Ribonucleoside uptake and metabolism were studied in mouse oocytes arrested at dictyate and metaphase II, with or without attached cumulus cells. Uptake of uridine and guanosine decreased after meiotic maturation, whereas that of adenosine and cytidine remained unaltered. Dictyate oocytes free of cumulus cells (denuded) phosphorylated all of the radiolabeled ribonucleosides. Little radiolabeled ribonucleoside-5'-triphosphate was found. This is in contrast to the early mouse embryo, which rapidly converts ribonucleosides to the 5'-triphosphate (Daentl and Epstein, "71; Clegg and Piko, "77).
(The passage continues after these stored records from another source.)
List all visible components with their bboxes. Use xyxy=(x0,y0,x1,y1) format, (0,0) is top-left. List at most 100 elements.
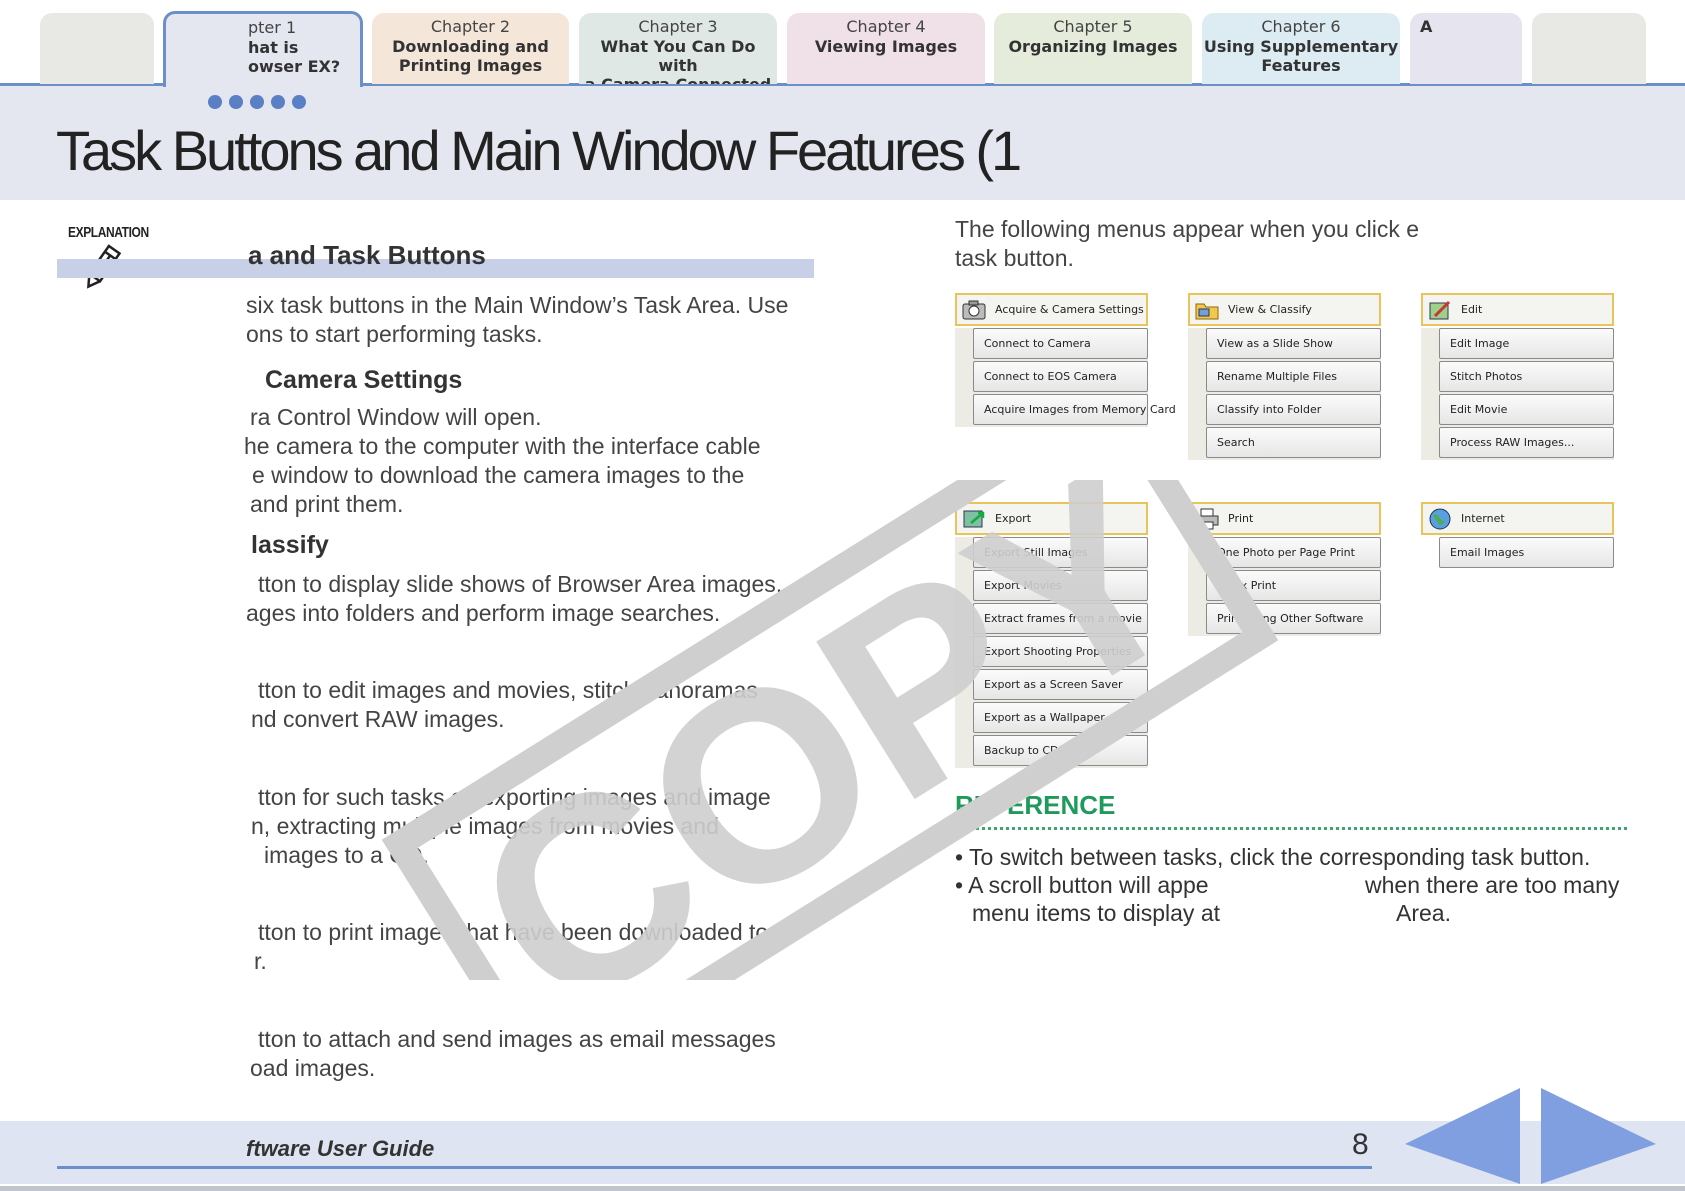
menu-items: One Photo per Page Print Index Print Pri… xyxy=(1188,537,1381,636)
previous-page-button[interactable] xyxy=(1405,1088,1520,1184)
tab-title-line: hat is xyxy=(248,38,299,57)
globe-icon xyxy=(1429,508,1451,530)
tab-chapter-5[interactable]: Chapter 5 Organizing Images xyxy=(994,13,1192,84)
body-line: tton to display slide shows of Browser A… xyxy=(258,571,783,597)
body-line: nd convert RAW images. xyxy=(251,706,505,732)
tab-number: Chapter 2 xyxy=(430,17,511,36)
menu-title: Export xyxy=(995,512,1032,525)
menu-item-one-photo-per-page[interactable]: One Photo per Page Print xyxy=(1206,537,1381,568)
reference-item-part: • A scroll button will appe xyxy=(955,872,1209,898)
tab-title: Viewing Images xyxy=(814,37,958,56)
body-line: n, extracting multiple images from movie… xyxy=(251,813,719,839)
intro-line: six task buttons in the Main Window’s Ta… xyxy=(246,292,789,318)
menu-item-search[interactable]: Search xyxy=(1206,427,1381,458)
task-button-edit[interactable]: Edit xyxy=(1421,293,1614,326)
reference-item: • To switch between tasks, click the cor… xyxy=(955,844,1591,870)
body-line: he camera to the computer with the inter… xyxy=(244,433,761,459)
menu-item-print-other-software[interactable]: Print Using Other Software xyxy=(1206,603,1381,634)
left-arrow-icon xyxy=(1405,1088,1520,1184)
menu-items: View as a Slide Show Rename Multiple Fil… xyxy=(1188,328,1381,460)
menu-item-edit-image[interactable]: Edit Image xyxy=(1439,328,1614,359)
explanation-label: EXPLANATION xyxy=(68,224,149,241)
menu-item-process-raw[interactable]: Process RAW Images... xyxy=(1439,427,1614,458)
body-line: ages into folders and perform image sear… xyxy=(246,600,721,626)
tab-blank-left[interactable] xyxy=(40,13,154,84)
menu-item-export-shooting-properties[interactable]: Export Shooting Properties xyxy=(973,636,1148,667)
task-button-print[interactable]: Print xyxy=(1188,502,1381,535)
task-button-view-classify[interactable]: View & Classify xyxy=(1188,293,1381,326)
tab-title: Using Supplementary Features xyxy=(1203,37,1399,75)
menu-item-rename-multiple-files[interactable]: Rename Multiple Files xyxy=(1206,361,1381,392)
tab-title: What You Can Do with a Camera Connected xyxy=(585,37,772,84)
menus-intro: The following menus appear when you clic… xyxy=(955,215,1419,273)
tab-number: pter 1 xyxy=(248,18,297,37)
menu-item-connect-to-camera[interactable]: Connect to Camera xyxy=(973,328,1148,359)
menu-edit: Edit Edit Image Stitch Photos Edit Movie… xyxy=(1421,293,1614,460)
tab-chapter-6[interactable]: Chapter 6 Using Supplementary Features xyxy=(1202,13,1400,84)
progress-dot xyxy=(208,95,222,109)
tab-appendix[interactable]: A xyxy=(1410,13,1522,84)
page-title: Task Buttons and Main Window Features (1 xyxy=(56,119,1022,182)
menu-item-export-still-images[interactable]: Export Still Images xyxy=(973,537,1148,568)
menu-item-index-print[interactable]: Index Print xyxy=(1206,570,1381,601)
tab-chapter-1[interactable]: pter 1 hat is owser EX? xyxy=(163,11,363,87)
tab-number: Chapter 5 xyxy=(1053,17,1133,36)
menu-item-extract-frames[interactable]: Extract frames from a movie xyxy=(973,603,1148,634)
printer-icon xyxy=(1195,508,1219,530)
progress-dot xyxy=(271,95,285,109)
menu-print: Print One Photo per Page Print Index Pri… xyxy=(1188,502,1381,636)
body-line: tton to attach and send images as email … xyxy=(258,1026,776,1052)
menu-view-classify: View & Classify View as a Slide Show Ren… xyxy=(1188,293,1381,460)
tab-title: Organizing Images xyxy=(1008,37,1178,56)
menu-item-edit-movie[interactable]: Edit Movie xyxy=(1439,394,1614,425)
reference-item-part: when there are too many xyxy=(1365,872,1620,898)
task-button-internet[interactable]: Internet xyxy=(1421,502,1614,535)
menu-item-acquire-from-memory-card[interactable]: Acquire Images from Memory Card xyxy=(973,394,1176,425)
menu-item-export-movies[interactable]: Export Movies xyxy=(973,570,1148,601)
menu-title: Print xyxy=(1228,512,1254,525)
tab-blank-right[interactable] xyxy=(1532,13,1646,84)
next-page-button[interactable] xyxy=(1541,1088,1656,1184)
export-icon xyxy=(963,510,985,528)
page-number: 8 xyxy=(1352,1128,1369,1161)
menu-item-export-screen-saver[interactable]: Export as a Screen Saver xyxy=(973,669,1148,700)
tab-title: A xyxy=(1420,17,1433,36)
menu-item-connect-to-eos-camera[interactable]: Connect to EOS Camera xyxy=(973,361,1148,392)
reference-divider xyxy=(957,827,1627,830)
camera-icon xyxy=(962,300,986,320)
tab-number: Chapter 3 xyxy=(638,17,718,36)
subheading-classify: lassify xyxy=(251,531,329,559)
menu-item-email-images[interactable]: Email Images xyxy=(1439,537,1614,568)
tab-number: Chapter 4 xyxy=(846,17,926,36)
menu-item-export-wallpaper[interactable]: Export as a Wallpaper xyxy=(973,702,1148,733)
tab-chapter-3[interactable]: Chapter 3 What You Can Do with a Camera … xyxy=(579,13,777,84)
menu-title: Internet xyxy=(1461,512,1505,525)
menu-title: Acquire & Camera Settings xyxy=(995,303,1144,316)
menu-item-classify-into-folder[interactable]: Classify into Folder xyxy=(1206,394,1381,425)
tab-title: Downloading and Printing Images xyxy=(392,37,549,75)
menu-items: Edit Image Stitch Photos Edit Movie Proc… xyxy=(1421,328,1614,460)
reference-item-part: menu items to display at xyxy=(972,900,1221,926)
menu-internet: Internet Email Images xyxy=(1421,502,1614,570)
task-button-export[interactable]: Export xyxy=(955,502,1148,535)
task-button-acquire-camera-settings[interactable]: Acquire & Camera Settings xyxy=(955,293,1148,326)
menu-items: Email Images xyxy=(1421,537,1614,570)
menu-title: View & Classify xyxy=(1228,303,1312,316)
menu-export: Export Export Still Images Export Movies… xyxy=(955,502,1148,768)
reference-item-part: Area. xyxy=(1396,900,1451,926)
tab-number: Chapter 6 xyxy=(1261,17,1341,36)
menus-intro-line: task button. xyxy=(955,245,1074,271)
footer-title: ftware User Guide xyxy=(246,1136,435,1161)
tab-chapter-2[interactable]: Chapter 2 Downloading and Printing Image… xyxy=(372,13,569,84)
menu-title: Edit xyxy=(1461,303,1483,316)
body-line: tton to edit images and movies, stitch p… xyxy=(258,677,758,703)
menu-items: Connect to Camera Connect to EOS Camera … xyxy=(955,328,1176,427)
body-line: ra Control Window will open. xyxy=(250,404,542,430)
menu-item-slide-show[interactable]: View as a Slide Show xyxy=(1206,328,1381,359)
body-line: r. xyxy=(254,948,267,974)
right-arrow-icon xyxy=(1541,1088,1656,1184)
menu-item-stitch-photos[interactable]: Stitch Photos xyxy=(1439,361,1614,392)
tab-chapter-4[interactable]: Chapter 4 Viewing Images xyxy=(787,13,985,84)
menu-acquire-camera-settings: Acquire & Camera Settings Connect to Cam… xyxy=(955,293,1176,427)
menu-item-backup-to-cd[interactable]: Backup to CD xyxy=(973,735,1148,766)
Following meiotic maturation, the major metabolite present when metaphase II oocytes were cultured with cytidine or uridine was the ribonucleoside, whereas the 5'-monophosphate was still the major species for oocyte cultured with guanosine or adenosine. Ribonucleoside uptake was increased and the distribution of phosphorylated metabolites was different for cumulus-enclosed dictyate oocytes compared to their denuded counterparts. This increase in uptake and alteration in metabolite distribution was not observed for cumulus-enclosed metaphase II oocytes. These results are discussed in terms of gap junction-mediated metabolic cooperatively between the cumulus cells and the fully grown oocyte and the possible role this type of cell-to-cell interaction may serve during oocyte growth.